3) It's my understanding that a barrel of crude can yield as high as 50% gasoline via the refining process, but only about 22% diesel. A 42-gallon barrel produces 8-9 gallons of diesel.
4) Commercial trucking and high volume applications use diesel fuel, which imposes some high volume demand on a product with lower yield per barrel of crude. Diesel consumer trucks, once somewhat rare in the US, now are extremely popular. Over 80% of Dodge heavy duty trucks are sold with the Cummins, for example.

Basically I think demand has been on the constant increase, low-sulfur requirements have added cost to production, and oil supplies have been tighter causing the lower yield product of diesel to be more costly. I would also not be surprised at all if there's some gouging by the oil companies involved. All the "majors" are turning giant record profits, and commercial applications such as trucking tend to have deeper pockets.


----------



## threshershark (Sep 7, 2007)

*Price of TRUCKS*

I have a related question for those w/ diesel trucks:

Stepping up to the diesel engines has always been a somewhat pricey option, say $4,000 on average for a new truck. Given the better mileage and excellent towing performance, diesels traditionally have paid for themselves in the long haul.

Now that new emissions requirements have increased the cost of the engine to $7000+, has the price finally exceeded the benefit? I paid exactly $29K for my new 2003 Duramax, and doubt if I would be able to get out the door for less than $37K now.
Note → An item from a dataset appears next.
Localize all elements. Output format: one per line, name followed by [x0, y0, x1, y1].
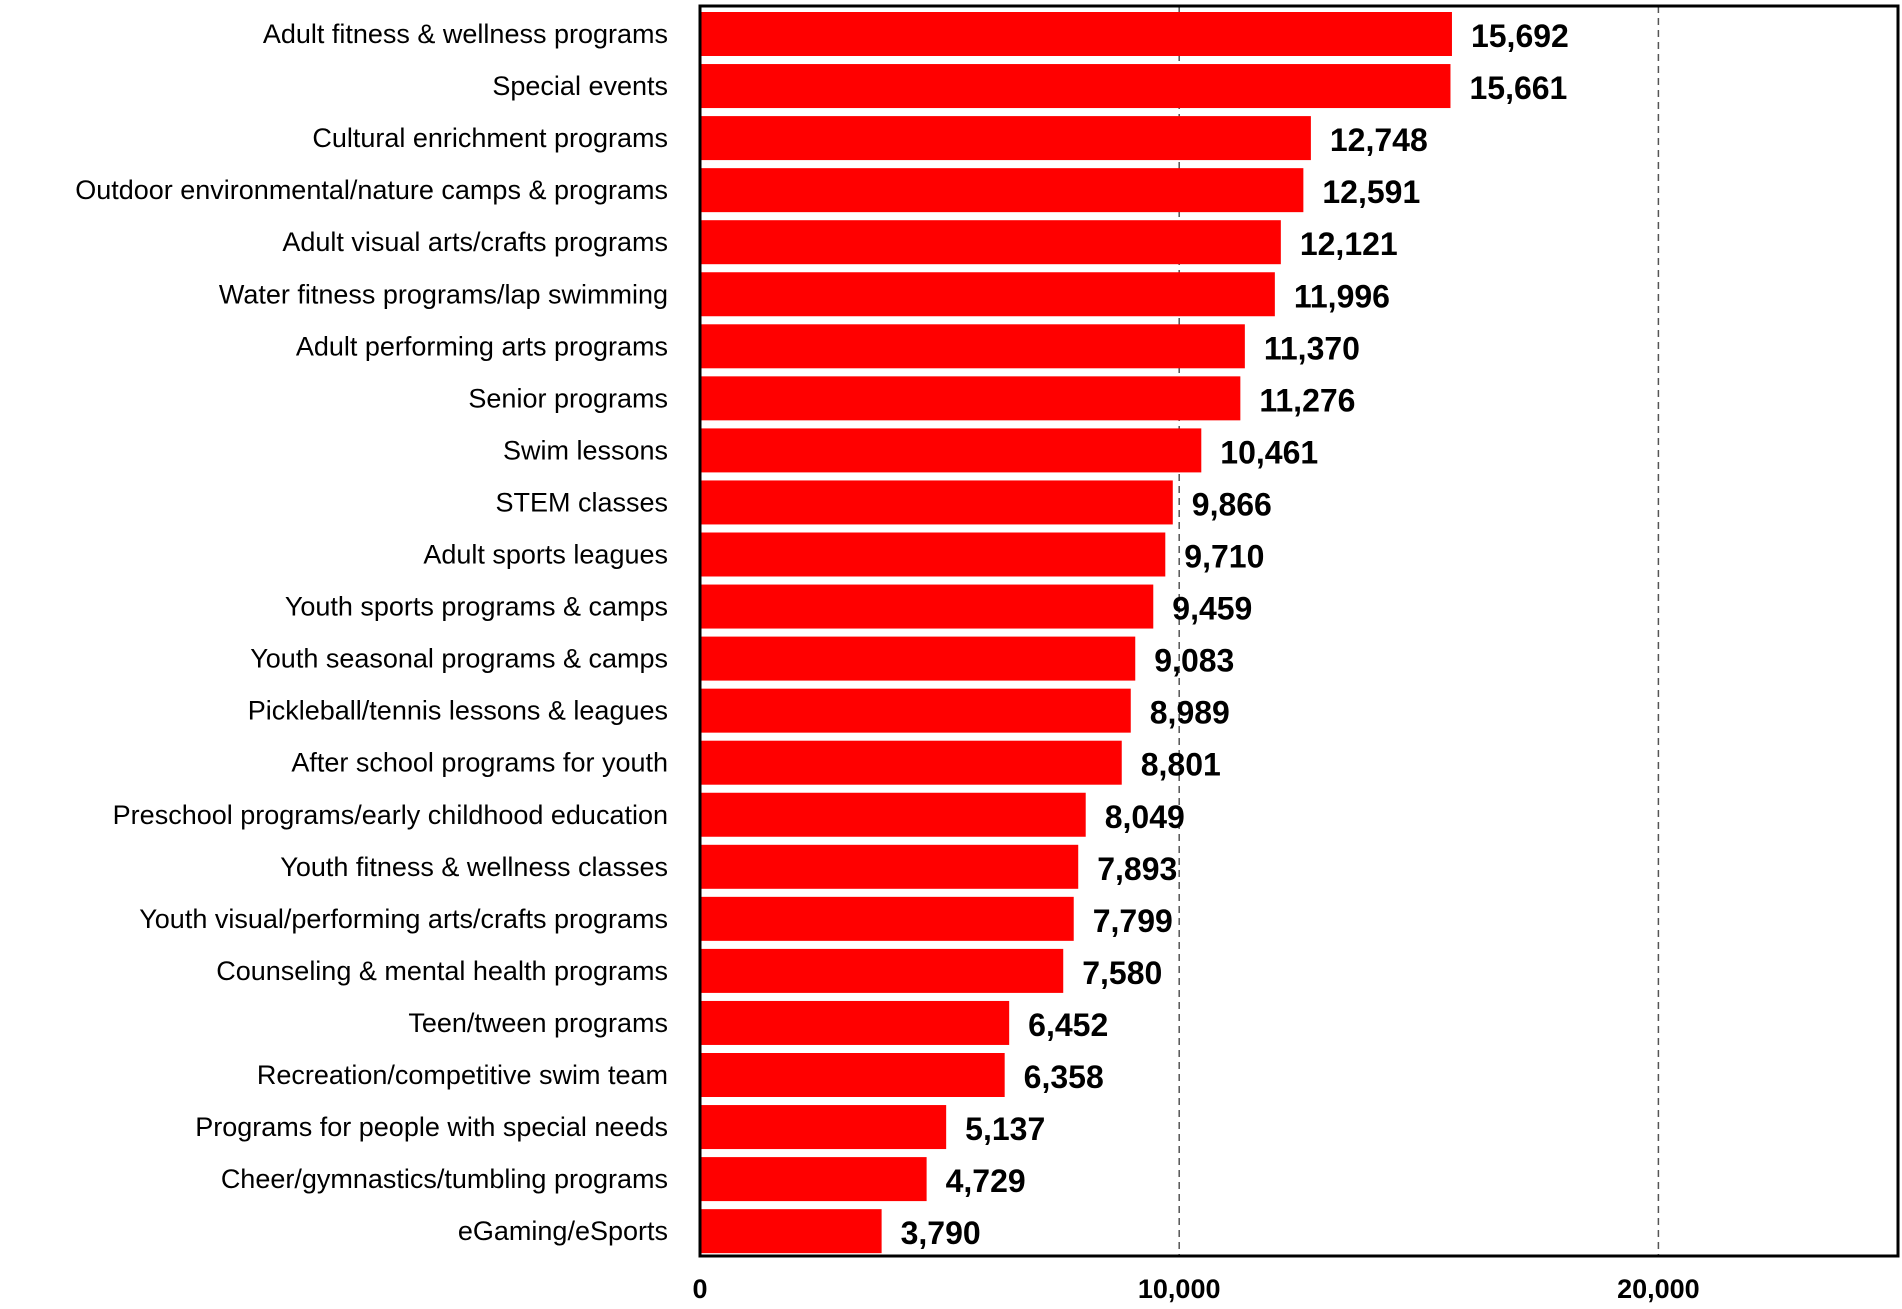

How many think a diesel has enough value to offset the $7K pricetag?


----------



## sagebrush (Sep 8, 2007)

from someone that has owned an 1/2 for the most part. taking the step and up grading will benefit me in the long run. I will no longer be held back from the capabilities of the 1/2 ton. I do not like the price of diesel fuel, but what can one do? trade it in for gasser. 
I will keep the diesel and hope the mileage I get, will off set the price some.


----------